Obour’s story was taking on a touch of the fantastical.
“It’s true, Phillis. When my father was a pirate, they captured a ship in the Atlantic bound for Brazil. It was a ship from Portugal.
On board were all these rich Portuguese people with their slaves and servants. My mother was called Caterina Teresa, and she was slave to a very rich lady connected to the Portuguese court. My mother made all of her clothes. She was an expert seamstress. Her specialty was embroidery.
“The New England pirates towed the captured ship to Newport and took the cargo and all the gold and jewelry. Eventually, the rich Portuguese were ransomed, along with their slaves; but by that time my mother and father had fallen in love, and she refused to go to Brazil. Her mistress could not force her, you see, on account of being a hostage. So my mother remained in Rhode Island. My father gave up the sea, and since he was still technically a slave of John Brown, he bought his freedom, married my mother, and they started a farm in Smithfield.”
Obour and I became fast friends. We wrote to each other after we left Newport each summer — she to Providence and I to Boston. And every summer we would reunite when my owners and her employers sailed to Newport for their vacations.
Part of our friendship was our shared love of religion. Both of us were Christians. Once I had learned English, my mistress insisted I become a Christian. Our bible studies were designed to teach me the principles of Christianity. When I turned twelve, I began taking instruction from Reverend Cooper at the South End Church.
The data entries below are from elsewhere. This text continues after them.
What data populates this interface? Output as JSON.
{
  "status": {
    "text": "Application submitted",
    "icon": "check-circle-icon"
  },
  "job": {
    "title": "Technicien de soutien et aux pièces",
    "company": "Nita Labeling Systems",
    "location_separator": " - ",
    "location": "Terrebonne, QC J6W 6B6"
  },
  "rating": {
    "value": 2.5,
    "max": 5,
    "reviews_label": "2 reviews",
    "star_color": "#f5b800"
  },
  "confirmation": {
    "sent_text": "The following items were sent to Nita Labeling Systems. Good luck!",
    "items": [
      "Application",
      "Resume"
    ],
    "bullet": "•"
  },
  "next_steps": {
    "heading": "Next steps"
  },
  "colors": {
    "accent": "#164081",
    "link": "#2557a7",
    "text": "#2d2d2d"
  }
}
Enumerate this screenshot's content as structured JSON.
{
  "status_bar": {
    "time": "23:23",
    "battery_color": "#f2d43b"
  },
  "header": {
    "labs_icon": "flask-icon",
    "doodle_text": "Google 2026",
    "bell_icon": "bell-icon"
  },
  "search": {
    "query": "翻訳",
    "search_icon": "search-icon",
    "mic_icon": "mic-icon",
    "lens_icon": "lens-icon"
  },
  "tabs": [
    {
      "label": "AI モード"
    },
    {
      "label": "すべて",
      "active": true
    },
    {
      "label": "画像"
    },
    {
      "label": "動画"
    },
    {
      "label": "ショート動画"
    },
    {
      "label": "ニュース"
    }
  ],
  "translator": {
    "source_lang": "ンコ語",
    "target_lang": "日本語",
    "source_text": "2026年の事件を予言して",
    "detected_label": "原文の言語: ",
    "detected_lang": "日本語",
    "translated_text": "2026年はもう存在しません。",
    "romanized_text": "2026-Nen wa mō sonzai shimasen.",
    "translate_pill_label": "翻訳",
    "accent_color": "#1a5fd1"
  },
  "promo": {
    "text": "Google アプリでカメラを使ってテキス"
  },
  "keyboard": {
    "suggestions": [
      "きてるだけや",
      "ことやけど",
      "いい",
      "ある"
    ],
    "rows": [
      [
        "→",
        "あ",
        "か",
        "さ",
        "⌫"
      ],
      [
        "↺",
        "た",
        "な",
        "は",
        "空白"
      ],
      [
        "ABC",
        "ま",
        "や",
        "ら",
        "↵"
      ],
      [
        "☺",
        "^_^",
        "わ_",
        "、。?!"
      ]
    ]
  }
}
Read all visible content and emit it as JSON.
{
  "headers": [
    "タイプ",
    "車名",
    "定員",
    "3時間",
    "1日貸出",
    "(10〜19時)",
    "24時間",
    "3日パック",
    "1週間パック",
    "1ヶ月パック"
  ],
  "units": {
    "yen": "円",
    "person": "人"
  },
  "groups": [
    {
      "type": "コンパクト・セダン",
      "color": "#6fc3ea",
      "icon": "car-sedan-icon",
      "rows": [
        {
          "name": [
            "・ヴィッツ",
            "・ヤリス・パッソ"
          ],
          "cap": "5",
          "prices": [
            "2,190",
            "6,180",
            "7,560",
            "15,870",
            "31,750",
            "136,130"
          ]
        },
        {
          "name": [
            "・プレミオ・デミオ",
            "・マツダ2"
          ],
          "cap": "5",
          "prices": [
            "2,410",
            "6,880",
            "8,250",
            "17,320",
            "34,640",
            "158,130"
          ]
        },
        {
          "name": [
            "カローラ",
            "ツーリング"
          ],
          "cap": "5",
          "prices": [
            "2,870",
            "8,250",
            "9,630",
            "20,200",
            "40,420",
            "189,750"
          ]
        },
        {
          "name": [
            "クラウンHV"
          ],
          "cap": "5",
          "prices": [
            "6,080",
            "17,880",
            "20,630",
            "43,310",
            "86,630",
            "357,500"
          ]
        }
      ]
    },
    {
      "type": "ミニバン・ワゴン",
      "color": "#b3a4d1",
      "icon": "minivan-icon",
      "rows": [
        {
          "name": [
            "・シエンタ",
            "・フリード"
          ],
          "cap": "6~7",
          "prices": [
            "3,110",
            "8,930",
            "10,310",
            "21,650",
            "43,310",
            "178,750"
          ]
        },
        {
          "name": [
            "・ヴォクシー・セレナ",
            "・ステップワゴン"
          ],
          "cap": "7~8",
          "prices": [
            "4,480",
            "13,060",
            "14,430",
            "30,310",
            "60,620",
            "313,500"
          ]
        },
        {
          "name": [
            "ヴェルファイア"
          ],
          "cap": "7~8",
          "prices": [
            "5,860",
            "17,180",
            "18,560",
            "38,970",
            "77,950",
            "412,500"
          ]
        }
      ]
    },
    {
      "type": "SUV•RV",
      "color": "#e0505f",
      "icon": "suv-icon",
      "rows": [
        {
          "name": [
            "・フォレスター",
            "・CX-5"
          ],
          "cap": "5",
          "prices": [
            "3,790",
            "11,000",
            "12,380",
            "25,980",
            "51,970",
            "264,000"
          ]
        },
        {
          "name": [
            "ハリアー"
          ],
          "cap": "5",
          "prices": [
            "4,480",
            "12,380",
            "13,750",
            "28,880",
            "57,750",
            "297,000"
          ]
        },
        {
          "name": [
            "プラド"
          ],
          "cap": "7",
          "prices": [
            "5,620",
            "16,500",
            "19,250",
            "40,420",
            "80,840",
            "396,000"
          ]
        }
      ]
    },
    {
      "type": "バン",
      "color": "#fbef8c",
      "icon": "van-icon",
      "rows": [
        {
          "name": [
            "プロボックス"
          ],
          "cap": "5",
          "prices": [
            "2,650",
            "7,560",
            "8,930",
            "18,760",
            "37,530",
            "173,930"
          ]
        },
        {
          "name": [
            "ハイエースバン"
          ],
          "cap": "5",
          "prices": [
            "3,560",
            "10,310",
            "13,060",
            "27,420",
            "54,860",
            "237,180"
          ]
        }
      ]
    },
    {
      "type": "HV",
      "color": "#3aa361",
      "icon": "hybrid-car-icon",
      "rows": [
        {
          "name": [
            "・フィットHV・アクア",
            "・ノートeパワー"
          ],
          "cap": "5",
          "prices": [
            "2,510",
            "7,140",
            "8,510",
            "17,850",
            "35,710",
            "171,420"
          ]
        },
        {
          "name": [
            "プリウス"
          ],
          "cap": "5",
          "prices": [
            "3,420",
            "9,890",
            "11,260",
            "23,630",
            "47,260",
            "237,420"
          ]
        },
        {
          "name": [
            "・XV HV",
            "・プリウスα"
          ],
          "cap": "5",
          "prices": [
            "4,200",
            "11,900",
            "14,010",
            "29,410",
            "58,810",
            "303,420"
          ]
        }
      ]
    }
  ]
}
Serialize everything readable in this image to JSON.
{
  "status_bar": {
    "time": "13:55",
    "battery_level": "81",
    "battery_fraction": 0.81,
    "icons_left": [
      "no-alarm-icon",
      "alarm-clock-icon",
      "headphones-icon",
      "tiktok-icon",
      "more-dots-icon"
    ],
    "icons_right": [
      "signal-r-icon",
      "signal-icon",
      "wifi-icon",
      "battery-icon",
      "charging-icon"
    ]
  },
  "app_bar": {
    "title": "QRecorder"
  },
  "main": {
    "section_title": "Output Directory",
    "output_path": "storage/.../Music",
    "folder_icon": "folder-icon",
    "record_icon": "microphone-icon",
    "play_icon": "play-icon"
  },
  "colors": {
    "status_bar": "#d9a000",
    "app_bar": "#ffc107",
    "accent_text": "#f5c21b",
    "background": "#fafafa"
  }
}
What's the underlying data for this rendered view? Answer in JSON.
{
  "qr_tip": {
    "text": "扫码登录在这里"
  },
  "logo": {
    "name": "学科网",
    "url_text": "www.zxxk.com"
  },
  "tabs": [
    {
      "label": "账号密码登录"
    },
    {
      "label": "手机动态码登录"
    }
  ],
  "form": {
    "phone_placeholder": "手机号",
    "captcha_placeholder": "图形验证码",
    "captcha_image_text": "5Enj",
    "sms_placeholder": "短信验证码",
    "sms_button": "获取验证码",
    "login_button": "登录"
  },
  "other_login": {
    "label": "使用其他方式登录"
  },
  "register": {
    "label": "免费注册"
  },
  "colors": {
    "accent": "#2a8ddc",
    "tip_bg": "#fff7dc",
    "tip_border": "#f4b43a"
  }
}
However, it was my mistress’s story about the resurrection of a dead girl by Jesus that opened my heart to her faith.
Mistress told me that Jesus was a special friend of children. She said he loved them more than he loved any other people. And to illustrate this point, she told me the story of the rich man and his daughter.
Once there was a rich man who loved his daughter more than his own life. But one day she fell sick and died. The rich man pounded his chest and asked God why he had taken his only child. Knowing that Jesus could perform miracles, the rich man told him about the death of his daughter, weeping as he did so.